When I think of Cicerone I tend to think more of hiking guides than cycling guides but a quick glance at the list of Cicerone publications reminds me that they do have a pretty good range available for those who prefer two wheels over two legs (although you could argue very strongly that the legs are just as much a part of cycling as hiking but I digress…).
Of particular relevance for me is the portion of the Rhine Cycle Route, also now known as Eurovelo 15 of course, that I will be cycling as part of my toe to tip crossing of the continent that starts just after Easter. The relevant section – which is also part of Eurovelo 3 – starts in Bonn and finishes in Duisburg at which point I turn to head east towards Munster and eventually Hamburg etc… It’s stages 19, 20 and 21 in the guide. Each of the stages of the entire route is a very manageable 50km or thereabouts, which, bearing in mind that you are following a river for most of the time, doesn’t involve too much climbing (and if you follow the route in the direction that the guide does, much more time will be spent descending than ascending, especially in the first few stages in Switzerland). The bulk of each chapter in both books is made up of a detailed description of the route itself which doesn’t make riveting reading when you are sitting at a kitchen table in Yorkshire (as I am now) but will be very useful when you are actually cycling the route and the signs have let you down. What will be of more interest for those reading about and cycling the route at the same time (and indeed those who, like me, are not), are the extensive notes about the places that you will pass as you cycle alongside very clear route maps of each section of the route and some more detailed urban maps (where following the route may become a little more tricky). At the start of the guide there are extensive notes about each country, signage, geography etc… as well as notes on the more practical aspects of travelling to your starting point and making sure you are well fed and watered. In the appendices you will find a summary of the different stages, a list of tourist offices near to where you will pass and a list of youth hostels. It’s a shame that they haven’t included a list of campsites but I suppose that if you have trouble finding one you can always pay a visit to the tourist office mentioned. It’s worth noting that the Danube Cycleway guide follows (in the main) Eurovelo 6.

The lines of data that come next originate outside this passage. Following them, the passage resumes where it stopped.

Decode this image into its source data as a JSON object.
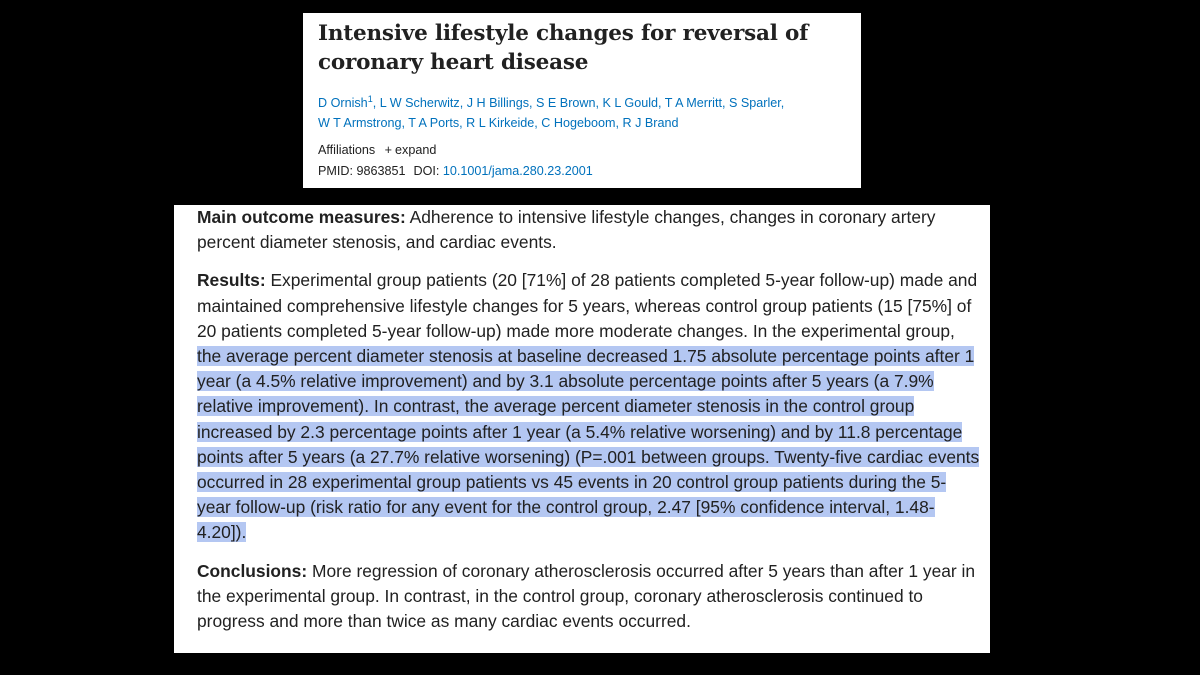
{
  "article": {
    "title": "Intensive lifestyle changes for reversal of coronary heart disease",
    "authors_line1_a": "D Ornish",
    "authors_sup": "1",
    "authors_line1_b": ", L W Scherwitz, J H Billings, S E Brown, K L Gould, T A Merritt, S Sparler,",
    "authors_line2": "W T Armstrong, T A Ports, R L Kirkeide, C Hogeboom, R J Brand",
    "affiliations_label": "Affiliations",
    "expand_icon": "+",
    "expand_label": "expand",
    "pmid_label": "PMID: 9863851",
    "doi_label": "DOI:",
    "doi_value": "10.1001/jama.280.23.2001"
  },
  "abstract": {
    "main_outcome_label": "Main outcome measures:",
    "main_outcome_text": " Adherence to intensive lifestyle changes, changes in coronary artery percent diameter stenosis, and cardiac events.",
    "results_label": "Results:",
    "results_text_plain": " Experimental group patients (20 [71%] of 28 patients completed 5-year follow-up) made and maintained comprehensive lifestyle changes for 5 years, whereas control group patients (15 [75%] of 20 patients completed 5-year follow-up) made more moderate changes. In the experimental group, ",
    "results_text_highlighted": "the average percent diameter stenosis at baseline decreased 1.75 absolute percentage points after 1 year (a 4.5% relative improvement) and by 3.1 absolute percentage points after 5 years (a 7.9% relative improvement). In contrast, the average percent diameter stenosis in the control group increased by 2.3 percentage points after 1 year (a 5.4% relative worsening) and by 11.8 percentage points after 5 years (a 27.7% relative worsening) (P=.001 between groups. Twenty-five cardiac events occurred in 28 experimental group patients vs 45 events in 20 control group patients during the 5-year follow-up (risk ratio for any event for the control group, 2.47 [95% confidence interval, 1.48-4.20]).",
    "conclusions_label": "Conclusions:",
    "conclusions_text": " More regression of coronary atherosclerosis occurred after 5 years than after 1 year in the experimental group. In contrast, in the control group, coronary atherosclerosis continued to progress and more than twice as many cardiac events occurred."
  },
  "colors": {
    "background": "#000000",
    "link": "#0071bc",
    "highlight": "#b4c7f2",
    "text": "#212121"
  }
}
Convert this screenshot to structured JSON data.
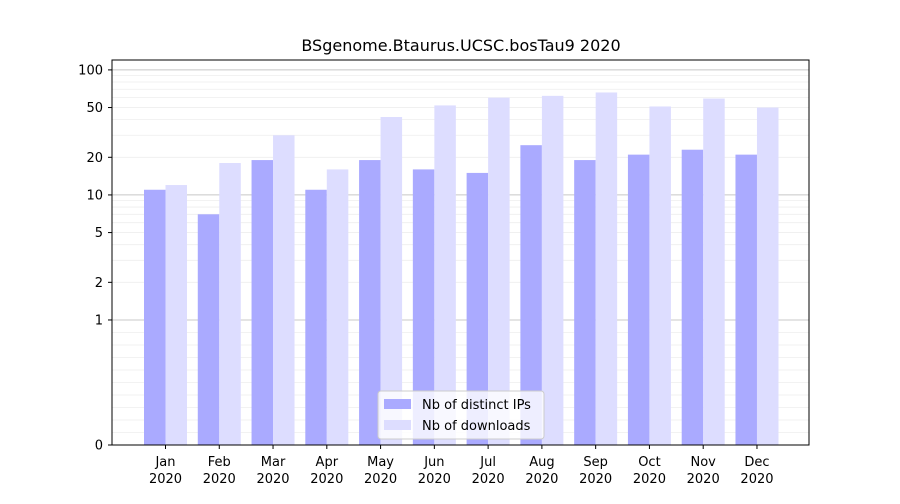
{
  "chart_data": {
    "type": "bar",
    "title": "BSgenome.Btaurus.UCSC.bosTau9 2020",
    "xlabel": "",
    "ylabel": "",
    "y_scale": "symlog",
    "ylim": [
      0,
      120
    ],
    "y_ticks": [
      0,
      1,
      2,
      5,
      10,
      20,
      50,
      100
    ],
    "categories": [
      [
        "Jan",
        "2020"
      ],
      [
        "Feb",
        "2020"
      ],
      [
        "Mar",
        "2020"
      ],
      [
        "Apr",
        "2020"
      ],
      [
        "May",
        "2020"
      ],
      [
        "Jun",
        "2020"
      ],
      [
        "Jul",
        "2020"
      ],
      [
        "Aug",
        "2020"
      ],
      [
        "Sep",
        "2020"
      ],
      [
        "Oct",
        "2020"
      ],
      [
        "Nov",
        "2020"
      ],
      [
        "Dec",
        "2020"
      ]
    ],
    "series": [
      {
        "name": "Nb of distinct IPs",
        "color": "#aaaaff",
        "values": [
          11,
          7,
          19,
          11,
          19,
          16,
          15,
          25,
          19,
          21,
          23,
          21
        ]
      },
      {
        "name": "Nb of downloads",
        "color": "#ddddff",
        "values": [
          12,
          18,
          30,
          16,
          42,
          52,
          60,
          62,
          66,
          51,
          59,
          50
        ]
      }
    ],
    "grid": true,
    "legend_position": "lower-center"
  }
}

Personally, I’m not a great one for following a fixed route – those of you who have read my own books which purport to follow the Eurovelos 5 and 8 will know full well that they rarely stick to the exact path – but for those who want a little more certainly that they are doing so, these guides are fantastic and I have yet to find anything in English which does a better job.
The full list of Cicerone cycling guides can be found on their website. The Rhine Cycle Route and The Danube Cycleway guides are both written by experienced cyclist Mike Wells and are priced at £14.95. eBook versions are also available (which may be a more practical solution when you are riding the route, have a bike mount for your phone and don’t have three hands…).